Keisha ought to open her coward mouth and beg him to take on Seung, give him over to the guy, and please take Peach too, while he was at it.

But she didn’t move, and neither did he.

It made her suddenly furious.

Seung deserved better than she could offer him. So did Peach, dammit.

But no, Drin wouldn’t take him. Wouldn’t take Peach from her, either. Oh, he was probably sure that it’d be safer for everybody all round if he did command both of these Black Ops Nagas. It’d be a public service. Maybe he should, too. God knew the military would think so. But he was not going to do it.

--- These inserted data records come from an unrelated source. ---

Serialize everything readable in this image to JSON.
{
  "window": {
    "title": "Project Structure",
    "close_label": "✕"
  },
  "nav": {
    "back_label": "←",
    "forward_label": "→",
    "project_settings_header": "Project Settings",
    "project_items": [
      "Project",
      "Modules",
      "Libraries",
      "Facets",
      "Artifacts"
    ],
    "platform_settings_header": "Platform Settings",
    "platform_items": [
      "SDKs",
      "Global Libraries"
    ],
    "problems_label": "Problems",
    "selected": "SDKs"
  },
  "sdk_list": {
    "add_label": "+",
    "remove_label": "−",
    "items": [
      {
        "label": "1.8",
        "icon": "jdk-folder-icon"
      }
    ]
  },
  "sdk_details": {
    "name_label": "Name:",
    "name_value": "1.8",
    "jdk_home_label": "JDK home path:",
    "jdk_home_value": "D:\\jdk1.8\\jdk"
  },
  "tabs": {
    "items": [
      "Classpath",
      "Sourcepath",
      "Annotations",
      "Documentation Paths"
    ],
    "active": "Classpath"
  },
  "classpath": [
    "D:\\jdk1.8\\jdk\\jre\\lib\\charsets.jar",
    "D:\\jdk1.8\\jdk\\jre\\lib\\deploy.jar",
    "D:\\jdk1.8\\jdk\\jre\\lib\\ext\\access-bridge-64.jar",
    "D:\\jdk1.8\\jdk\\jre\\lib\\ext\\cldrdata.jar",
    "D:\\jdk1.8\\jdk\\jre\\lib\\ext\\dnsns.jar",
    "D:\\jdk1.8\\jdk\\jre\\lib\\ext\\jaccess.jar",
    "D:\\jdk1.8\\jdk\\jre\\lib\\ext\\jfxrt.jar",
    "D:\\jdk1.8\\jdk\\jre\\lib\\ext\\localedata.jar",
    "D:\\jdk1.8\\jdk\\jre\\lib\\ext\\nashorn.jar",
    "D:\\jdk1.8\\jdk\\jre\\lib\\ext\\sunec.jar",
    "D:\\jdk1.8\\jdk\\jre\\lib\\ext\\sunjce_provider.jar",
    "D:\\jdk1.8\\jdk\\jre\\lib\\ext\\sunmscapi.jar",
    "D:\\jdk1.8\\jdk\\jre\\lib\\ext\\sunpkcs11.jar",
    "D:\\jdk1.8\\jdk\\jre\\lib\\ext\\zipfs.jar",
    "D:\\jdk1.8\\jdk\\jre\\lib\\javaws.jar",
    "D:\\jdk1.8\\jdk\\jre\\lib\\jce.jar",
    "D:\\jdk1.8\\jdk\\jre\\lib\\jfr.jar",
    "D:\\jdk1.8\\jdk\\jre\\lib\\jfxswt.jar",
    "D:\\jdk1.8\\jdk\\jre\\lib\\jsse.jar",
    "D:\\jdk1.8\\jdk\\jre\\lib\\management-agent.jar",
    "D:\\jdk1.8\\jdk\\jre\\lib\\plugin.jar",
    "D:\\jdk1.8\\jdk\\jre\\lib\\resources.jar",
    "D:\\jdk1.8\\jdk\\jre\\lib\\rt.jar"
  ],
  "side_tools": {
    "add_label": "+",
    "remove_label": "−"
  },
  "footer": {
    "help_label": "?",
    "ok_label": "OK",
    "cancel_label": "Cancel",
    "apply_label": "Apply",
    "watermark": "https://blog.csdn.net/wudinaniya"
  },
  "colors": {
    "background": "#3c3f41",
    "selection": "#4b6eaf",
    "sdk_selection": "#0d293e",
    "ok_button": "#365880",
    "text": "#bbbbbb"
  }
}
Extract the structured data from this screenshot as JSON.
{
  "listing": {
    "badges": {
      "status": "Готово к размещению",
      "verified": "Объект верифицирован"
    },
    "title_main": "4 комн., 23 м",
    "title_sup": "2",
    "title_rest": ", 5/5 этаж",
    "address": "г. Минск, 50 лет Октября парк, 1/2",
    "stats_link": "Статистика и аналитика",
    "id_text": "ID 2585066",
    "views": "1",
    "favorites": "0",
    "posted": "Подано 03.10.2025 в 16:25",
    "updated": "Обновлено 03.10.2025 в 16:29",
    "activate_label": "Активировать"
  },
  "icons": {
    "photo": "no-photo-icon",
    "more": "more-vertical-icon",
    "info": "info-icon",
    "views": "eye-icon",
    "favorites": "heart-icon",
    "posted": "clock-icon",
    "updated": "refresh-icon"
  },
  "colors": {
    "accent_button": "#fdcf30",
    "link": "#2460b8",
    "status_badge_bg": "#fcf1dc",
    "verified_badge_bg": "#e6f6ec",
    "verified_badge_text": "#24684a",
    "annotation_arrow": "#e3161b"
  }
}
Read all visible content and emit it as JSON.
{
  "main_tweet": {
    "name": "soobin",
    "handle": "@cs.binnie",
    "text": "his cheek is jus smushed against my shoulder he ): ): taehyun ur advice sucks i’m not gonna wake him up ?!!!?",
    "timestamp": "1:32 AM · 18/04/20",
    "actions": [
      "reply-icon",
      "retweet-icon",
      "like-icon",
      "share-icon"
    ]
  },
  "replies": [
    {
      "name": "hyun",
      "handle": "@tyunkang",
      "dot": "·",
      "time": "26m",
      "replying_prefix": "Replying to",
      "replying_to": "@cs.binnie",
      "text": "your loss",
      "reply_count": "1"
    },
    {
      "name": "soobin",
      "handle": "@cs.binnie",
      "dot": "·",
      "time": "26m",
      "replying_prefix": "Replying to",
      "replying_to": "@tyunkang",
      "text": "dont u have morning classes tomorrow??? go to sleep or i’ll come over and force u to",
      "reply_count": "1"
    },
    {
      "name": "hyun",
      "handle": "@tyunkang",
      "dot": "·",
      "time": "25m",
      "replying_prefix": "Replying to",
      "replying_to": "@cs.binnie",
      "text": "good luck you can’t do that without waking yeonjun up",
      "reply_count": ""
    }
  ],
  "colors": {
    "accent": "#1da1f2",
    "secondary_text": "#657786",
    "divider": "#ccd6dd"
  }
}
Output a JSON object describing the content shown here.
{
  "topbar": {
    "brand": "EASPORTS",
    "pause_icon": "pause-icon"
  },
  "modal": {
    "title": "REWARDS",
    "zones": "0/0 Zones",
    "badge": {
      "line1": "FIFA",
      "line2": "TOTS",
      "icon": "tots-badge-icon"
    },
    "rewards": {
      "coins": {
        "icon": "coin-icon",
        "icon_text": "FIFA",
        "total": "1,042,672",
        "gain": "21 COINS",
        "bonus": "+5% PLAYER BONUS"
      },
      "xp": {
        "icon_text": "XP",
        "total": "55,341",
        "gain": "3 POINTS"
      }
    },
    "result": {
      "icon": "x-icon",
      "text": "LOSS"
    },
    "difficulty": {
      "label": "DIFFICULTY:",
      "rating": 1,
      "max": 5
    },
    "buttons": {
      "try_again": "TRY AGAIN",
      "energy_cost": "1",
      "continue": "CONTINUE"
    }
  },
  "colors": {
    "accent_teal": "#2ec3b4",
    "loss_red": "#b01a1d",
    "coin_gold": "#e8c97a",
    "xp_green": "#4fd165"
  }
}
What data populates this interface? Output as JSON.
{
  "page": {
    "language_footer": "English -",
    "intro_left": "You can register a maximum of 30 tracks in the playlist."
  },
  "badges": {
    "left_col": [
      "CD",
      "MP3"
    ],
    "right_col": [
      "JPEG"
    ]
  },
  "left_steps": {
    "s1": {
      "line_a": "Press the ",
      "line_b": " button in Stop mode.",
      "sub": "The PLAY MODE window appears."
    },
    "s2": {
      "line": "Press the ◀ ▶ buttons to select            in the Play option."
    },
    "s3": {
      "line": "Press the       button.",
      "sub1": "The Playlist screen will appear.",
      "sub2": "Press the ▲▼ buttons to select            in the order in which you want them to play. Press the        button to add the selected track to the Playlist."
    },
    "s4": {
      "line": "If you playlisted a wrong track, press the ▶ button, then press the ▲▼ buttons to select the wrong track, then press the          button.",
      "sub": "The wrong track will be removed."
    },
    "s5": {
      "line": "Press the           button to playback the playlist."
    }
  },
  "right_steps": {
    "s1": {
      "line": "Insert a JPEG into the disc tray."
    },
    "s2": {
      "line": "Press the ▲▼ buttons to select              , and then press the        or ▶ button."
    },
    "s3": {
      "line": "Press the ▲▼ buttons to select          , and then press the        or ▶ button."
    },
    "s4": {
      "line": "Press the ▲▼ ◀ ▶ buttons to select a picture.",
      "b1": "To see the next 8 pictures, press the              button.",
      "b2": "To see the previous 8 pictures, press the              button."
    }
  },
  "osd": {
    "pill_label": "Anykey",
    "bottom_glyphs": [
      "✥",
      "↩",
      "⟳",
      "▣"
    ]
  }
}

Drin was not going to make Seung change his mind.

Cats choose their masters.

Seung chose her. It was called free will. Her naga, nobody else’s. That was it. Game over.

He could.

But he won’t.

The Emperor’s thumb goes downward.

Keisha looked at the guy with the tiger-yellow eyes, and she decided that she was taking her own crew somewhere else as soon as she could. But she was going to learn as much as she could before she left. She might need it.